Beberapa detik kemudian ku rasakan sentilan panas menyentuh dahiku.
"Aww ittai! Pig! Ku balas kau nanti!"
"Hahaha makanya jangan galau terus. Jangan dipandangi terus netbooknya, nanti rusak loh!"
Ku lempar tempat pensil berbahan kain yang tergeletak sembarang di mejaku ke arahnya. Sayangnya meleset.
"Sudah-sudah Ino-chan, Sakura-chan. I-ini masih pa-pagi."
Helaan nafas kesal meluncur dari mulutku, ku lihat Hinata –masih dengan wajah kusutnya karena telat− beranjak duduk tepat di belakangku.

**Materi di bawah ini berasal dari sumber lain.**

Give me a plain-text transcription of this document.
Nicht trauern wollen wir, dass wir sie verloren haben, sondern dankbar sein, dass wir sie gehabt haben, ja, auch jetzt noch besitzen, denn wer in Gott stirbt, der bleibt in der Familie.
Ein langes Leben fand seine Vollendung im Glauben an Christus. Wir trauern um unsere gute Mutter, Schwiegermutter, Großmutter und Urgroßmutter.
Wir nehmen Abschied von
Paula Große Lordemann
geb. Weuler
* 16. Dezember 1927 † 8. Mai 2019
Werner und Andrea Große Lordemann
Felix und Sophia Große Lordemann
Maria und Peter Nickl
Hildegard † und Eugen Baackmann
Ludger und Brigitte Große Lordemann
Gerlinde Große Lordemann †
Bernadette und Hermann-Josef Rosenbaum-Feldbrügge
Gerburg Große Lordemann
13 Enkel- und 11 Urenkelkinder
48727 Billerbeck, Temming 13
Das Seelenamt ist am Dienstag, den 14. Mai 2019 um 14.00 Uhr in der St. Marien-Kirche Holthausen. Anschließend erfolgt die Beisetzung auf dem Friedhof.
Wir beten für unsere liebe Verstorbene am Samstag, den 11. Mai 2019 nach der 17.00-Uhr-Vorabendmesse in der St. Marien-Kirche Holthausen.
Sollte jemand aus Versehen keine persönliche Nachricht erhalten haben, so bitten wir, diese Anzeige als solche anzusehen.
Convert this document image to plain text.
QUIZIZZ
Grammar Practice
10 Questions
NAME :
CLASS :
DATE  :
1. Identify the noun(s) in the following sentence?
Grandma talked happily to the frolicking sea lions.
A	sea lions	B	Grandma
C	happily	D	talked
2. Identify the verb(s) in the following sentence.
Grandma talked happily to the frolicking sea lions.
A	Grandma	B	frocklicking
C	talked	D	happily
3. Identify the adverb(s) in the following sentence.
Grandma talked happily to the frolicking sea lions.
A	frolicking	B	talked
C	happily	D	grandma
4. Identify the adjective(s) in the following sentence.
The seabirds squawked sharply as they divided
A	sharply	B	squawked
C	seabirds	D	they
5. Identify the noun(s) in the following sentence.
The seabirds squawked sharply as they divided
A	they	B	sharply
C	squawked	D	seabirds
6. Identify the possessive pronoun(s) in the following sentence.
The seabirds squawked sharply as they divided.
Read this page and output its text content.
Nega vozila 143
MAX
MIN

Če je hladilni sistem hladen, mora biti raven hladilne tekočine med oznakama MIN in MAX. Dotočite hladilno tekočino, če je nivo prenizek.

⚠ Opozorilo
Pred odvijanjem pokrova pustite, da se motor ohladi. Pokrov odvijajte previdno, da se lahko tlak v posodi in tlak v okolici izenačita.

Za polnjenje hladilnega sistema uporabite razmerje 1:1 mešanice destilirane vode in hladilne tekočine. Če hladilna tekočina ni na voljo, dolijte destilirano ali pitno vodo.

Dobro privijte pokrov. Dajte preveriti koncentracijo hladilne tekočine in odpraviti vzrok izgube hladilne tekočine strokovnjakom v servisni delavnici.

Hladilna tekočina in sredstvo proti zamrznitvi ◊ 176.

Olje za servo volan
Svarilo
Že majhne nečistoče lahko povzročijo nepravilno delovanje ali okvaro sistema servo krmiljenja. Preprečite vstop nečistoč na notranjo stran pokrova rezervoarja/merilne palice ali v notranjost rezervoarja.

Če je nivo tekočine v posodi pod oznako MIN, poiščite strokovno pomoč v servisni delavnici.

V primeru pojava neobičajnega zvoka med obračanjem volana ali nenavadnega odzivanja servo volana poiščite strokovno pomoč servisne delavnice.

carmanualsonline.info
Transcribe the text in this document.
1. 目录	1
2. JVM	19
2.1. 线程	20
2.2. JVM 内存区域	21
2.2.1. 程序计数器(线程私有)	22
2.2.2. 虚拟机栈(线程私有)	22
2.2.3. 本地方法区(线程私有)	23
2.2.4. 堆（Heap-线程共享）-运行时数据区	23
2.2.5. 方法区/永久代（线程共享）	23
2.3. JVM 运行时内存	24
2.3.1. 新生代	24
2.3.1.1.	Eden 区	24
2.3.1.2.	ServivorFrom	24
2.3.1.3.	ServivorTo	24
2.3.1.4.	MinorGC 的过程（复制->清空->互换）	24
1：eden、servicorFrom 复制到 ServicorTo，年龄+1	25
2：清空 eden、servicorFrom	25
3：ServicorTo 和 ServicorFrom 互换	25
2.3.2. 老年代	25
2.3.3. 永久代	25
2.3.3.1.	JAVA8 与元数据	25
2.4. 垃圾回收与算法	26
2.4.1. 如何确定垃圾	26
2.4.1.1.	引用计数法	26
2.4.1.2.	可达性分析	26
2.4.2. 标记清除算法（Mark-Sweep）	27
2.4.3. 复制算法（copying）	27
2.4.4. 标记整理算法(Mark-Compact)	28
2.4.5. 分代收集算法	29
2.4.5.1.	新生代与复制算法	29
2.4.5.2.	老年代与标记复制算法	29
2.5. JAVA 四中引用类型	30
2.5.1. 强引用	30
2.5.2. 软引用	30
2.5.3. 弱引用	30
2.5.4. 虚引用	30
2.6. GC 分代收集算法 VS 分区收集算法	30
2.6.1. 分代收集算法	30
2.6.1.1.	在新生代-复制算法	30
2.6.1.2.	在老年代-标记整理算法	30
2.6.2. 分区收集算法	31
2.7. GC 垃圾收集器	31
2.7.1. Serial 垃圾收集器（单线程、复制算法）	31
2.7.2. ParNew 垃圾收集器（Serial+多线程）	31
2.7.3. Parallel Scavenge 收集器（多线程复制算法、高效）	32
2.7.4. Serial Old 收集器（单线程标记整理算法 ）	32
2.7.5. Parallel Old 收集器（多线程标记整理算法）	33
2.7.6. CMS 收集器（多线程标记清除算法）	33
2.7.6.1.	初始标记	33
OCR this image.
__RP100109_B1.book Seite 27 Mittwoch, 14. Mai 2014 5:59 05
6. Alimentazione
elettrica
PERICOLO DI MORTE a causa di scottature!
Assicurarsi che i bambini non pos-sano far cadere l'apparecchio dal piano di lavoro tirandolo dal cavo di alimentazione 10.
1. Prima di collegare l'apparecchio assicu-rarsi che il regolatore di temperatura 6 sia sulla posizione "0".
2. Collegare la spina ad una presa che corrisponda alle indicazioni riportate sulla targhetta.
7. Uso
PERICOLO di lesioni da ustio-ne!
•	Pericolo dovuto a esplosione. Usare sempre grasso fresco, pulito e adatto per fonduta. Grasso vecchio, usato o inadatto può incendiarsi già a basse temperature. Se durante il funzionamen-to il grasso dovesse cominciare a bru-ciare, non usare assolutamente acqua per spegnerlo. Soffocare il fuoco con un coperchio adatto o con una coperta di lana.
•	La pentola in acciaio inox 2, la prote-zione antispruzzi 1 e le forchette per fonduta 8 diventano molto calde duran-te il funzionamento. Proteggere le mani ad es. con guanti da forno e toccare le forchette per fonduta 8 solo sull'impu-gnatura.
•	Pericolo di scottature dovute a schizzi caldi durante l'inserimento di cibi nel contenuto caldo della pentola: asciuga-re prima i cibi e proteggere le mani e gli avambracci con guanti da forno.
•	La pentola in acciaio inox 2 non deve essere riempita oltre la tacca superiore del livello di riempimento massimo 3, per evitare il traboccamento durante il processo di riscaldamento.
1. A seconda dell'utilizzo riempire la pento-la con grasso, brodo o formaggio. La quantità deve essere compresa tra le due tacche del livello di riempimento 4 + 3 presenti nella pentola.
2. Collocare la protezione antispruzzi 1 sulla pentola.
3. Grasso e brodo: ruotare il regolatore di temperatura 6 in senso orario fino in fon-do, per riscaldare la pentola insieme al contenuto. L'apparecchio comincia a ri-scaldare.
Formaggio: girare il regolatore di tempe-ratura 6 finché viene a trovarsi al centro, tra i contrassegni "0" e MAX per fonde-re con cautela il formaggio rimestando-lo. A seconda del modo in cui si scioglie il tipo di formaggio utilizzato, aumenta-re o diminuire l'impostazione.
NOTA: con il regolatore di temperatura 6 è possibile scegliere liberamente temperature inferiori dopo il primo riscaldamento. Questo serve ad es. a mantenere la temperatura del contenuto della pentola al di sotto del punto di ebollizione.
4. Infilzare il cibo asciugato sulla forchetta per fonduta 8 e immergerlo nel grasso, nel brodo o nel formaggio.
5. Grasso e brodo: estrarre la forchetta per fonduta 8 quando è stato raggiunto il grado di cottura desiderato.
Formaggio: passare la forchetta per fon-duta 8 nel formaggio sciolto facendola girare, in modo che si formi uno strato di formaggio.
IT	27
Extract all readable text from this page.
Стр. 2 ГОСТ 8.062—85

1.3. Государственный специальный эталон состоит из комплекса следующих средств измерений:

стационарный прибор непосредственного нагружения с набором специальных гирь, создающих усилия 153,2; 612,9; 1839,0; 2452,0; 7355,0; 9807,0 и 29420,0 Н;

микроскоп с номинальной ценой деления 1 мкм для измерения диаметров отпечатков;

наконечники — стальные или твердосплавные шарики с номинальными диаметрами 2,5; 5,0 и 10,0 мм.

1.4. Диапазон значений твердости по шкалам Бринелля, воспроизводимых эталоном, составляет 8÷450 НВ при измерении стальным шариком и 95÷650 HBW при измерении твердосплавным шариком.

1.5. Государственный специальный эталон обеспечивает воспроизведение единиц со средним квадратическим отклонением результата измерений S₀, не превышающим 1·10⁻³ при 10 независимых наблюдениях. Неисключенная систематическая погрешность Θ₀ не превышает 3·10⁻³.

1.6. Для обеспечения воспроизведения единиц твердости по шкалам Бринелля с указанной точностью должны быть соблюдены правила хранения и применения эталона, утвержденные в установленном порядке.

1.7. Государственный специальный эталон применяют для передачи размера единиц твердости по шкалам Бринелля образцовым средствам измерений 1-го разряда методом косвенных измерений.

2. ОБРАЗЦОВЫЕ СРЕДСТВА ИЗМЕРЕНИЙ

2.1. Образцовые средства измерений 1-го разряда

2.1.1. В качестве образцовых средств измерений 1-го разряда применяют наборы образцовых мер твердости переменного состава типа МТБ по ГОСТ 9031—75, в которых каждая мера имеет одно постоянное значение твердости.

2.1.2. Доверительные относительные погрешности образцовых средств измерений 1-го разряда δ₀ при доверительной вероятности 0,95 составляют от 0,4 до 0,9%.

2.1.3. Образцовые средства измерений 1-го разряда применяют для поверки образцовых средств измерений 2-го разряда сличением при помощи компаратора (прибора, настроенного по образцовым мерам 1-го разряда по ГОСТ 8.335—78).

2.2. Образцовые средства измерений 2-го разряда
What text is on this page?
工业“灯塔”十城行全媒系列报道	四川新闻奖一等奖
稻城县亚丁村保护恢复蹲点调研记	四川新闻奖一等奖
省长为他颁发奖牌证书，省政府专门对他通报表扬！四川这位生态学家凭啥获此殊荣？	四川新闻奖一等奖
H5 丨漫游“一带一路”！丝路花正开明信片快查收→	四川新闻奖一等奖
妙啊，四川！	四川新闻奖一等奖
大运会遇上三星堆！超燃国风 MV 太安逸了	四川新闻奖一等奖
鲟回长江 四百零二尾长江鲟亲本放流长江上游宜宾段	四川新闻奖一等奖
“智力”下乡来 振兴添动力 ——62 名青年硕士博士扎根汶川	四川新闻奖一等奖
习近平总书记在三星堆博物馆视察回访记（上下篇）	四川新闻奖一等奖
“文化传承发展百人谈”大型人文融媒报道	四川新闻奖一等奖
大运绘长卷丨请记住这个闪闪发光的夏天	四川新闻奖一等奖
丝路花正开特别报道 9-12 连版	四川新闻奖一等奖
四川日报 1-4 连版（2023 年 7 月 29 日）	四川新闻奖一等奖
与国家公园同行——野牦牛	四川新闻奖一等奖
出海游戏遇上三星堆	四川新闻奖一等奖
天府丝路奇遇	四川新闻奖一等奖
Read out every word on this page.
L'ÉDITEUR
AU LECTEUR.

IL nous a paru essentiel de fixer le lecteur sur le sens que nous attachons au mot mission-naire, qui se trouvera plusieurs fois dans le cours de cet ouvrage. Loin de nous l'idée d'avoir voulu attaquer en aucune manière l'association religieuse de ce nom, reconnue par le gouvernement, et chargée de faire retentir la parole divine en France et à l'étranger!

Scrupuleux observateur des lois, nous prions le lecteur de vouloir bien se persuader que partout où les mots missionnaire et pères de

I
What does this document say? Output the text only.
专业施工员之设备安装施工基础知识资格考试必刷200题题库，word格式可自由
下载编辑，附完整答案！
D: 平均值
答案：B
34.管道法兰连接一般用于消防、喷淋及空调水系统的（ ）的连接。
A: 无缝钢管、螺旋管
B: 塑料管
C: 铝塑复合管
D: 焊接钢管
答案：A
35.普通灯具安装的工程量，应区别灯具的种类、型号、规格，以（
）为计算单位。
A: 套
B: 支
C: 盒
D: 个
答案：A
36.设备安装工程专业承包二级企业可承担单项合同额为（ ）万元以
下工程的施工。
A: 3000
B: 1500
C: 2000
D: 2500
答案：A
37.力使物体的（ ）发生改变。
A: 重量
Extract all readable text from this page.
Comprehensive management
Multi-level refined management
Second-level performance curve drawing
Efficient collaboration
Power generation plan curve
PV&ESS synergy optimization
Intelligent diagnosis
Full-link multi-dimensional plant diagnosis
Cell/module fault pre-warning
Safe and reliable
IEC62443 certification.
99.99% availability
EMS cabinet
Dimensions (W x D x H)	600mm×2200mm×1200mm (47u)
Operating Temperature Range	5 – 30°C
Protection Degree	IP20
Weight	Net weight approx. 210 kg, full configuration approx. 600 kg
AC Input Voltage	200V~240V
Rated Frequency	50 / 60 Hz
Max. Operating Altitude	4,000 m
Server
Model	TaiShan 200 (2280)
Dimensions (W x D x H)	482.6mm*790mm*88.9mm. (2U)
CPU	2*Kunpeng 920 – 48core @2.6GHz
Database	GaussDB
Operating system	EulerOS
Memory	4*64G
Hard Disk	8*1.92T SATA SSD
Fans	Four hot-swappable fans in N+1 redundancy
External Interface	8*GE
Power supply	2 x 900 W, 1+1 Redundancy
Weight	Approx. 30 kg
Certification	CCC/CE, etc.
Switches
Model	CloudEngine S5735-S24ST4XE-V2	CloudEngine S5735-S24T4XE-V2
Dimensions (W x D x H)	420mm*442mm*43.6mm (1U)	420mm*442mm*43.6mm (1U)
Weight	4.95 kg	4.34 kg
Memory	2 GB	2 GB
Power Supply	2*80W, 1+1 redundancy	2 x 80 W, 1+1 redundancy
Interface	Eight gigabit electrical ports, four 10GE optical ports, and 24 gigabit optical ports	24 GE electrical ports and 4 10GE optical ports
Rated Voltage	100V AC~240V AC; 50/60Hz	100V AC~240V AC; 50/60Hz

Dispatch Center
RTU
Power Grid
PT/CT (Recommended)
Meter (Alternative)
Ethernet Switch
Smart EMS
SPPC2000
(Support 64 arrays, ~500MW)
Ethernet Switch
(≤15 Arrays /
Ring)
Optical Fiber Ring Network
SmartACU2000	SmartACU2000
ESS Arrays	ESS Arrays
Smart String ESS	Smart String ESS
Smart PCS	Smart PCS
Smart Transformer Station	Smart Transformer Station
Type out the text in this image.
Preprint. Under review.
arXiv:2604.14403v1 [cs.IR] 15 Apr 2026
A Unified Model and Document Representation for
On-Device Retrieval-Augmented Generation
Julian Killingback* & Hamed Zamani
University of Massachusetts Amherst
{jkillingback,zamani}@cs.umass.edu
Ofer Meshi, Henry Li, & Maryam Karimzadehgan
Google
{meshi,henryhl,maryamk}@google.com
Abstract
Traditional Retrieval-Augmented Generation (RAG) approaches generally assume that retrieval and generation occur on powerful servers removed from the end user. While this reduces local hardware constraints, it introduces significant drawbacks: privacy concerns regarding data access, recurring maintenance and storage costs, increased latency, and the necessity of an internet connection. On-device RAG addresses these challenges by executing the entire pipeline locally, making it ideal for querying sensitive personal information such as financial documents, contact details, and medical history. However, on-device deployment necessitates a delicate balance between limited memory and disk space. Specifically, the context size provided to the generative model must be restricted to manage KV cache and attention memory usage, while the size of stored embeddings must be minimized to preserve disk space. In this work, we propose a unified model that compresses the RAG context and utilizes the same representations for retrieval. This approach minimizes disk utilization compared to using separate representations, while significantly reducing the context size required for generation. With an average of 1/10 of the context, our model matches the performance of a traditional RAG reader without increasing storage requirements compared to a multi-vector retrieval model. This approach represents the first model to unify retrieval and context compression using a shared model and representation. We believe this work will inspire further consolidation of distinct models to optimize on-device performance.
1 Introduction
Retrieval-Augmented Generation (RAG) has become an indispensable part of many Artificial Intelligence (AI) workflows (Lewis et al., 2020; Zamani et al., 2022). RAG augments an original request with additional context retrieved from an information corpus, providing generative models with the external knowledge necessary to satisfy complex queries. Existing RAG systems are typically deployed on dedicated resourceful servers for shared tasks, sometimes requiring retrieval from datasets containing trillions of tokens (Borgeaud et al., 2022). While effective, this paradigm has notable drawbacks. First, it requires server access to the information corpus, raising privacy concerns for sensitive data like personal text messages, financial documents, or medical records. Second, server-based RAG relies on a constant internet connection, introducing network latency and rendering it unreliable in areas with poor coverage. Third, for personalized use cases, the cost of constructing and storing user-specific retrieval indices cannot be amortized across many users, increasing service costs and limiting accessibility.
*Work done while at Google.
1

Sejenak, kembali ku tatap background yang sengaja ku pasang di netbook milikku. Bibirku membentuk seulas senyum saat dirasa kehangatan muncul di relung hatiku saat melihat foto kami bertiga.
.
.
.
Hinata, Ino, dan aku. Pribadi dengan sifat yang saling bertolak belakang, namun saling melengkapi.
Owari
A/N : *krik krik* Bwehehehehehehehe aku kembali dengan fict pelepas stress jadi maklum pendek banget lagi kehabisan kata-kata soalnya Dx. Fict ini khusus buat sahabat-sahabat aku terutama momo haku kekeke. Pokoknya lop yu pul lah buat sahabat-sahabat aku yang nemenin aku terus wehehe. Tapi untuk scene err− jambak-jambakkannya itu nggak beneran, cuma itu real scene yang memang beneran terjadi di dalam persahabatan Sakura-Ino. Kyaa kyaaa(?) udah jam 10 dan mataku udah lima watt dan besok aku sekolah jadi nggak sempet meriksa typo, mohon dimaklumi(?) ._.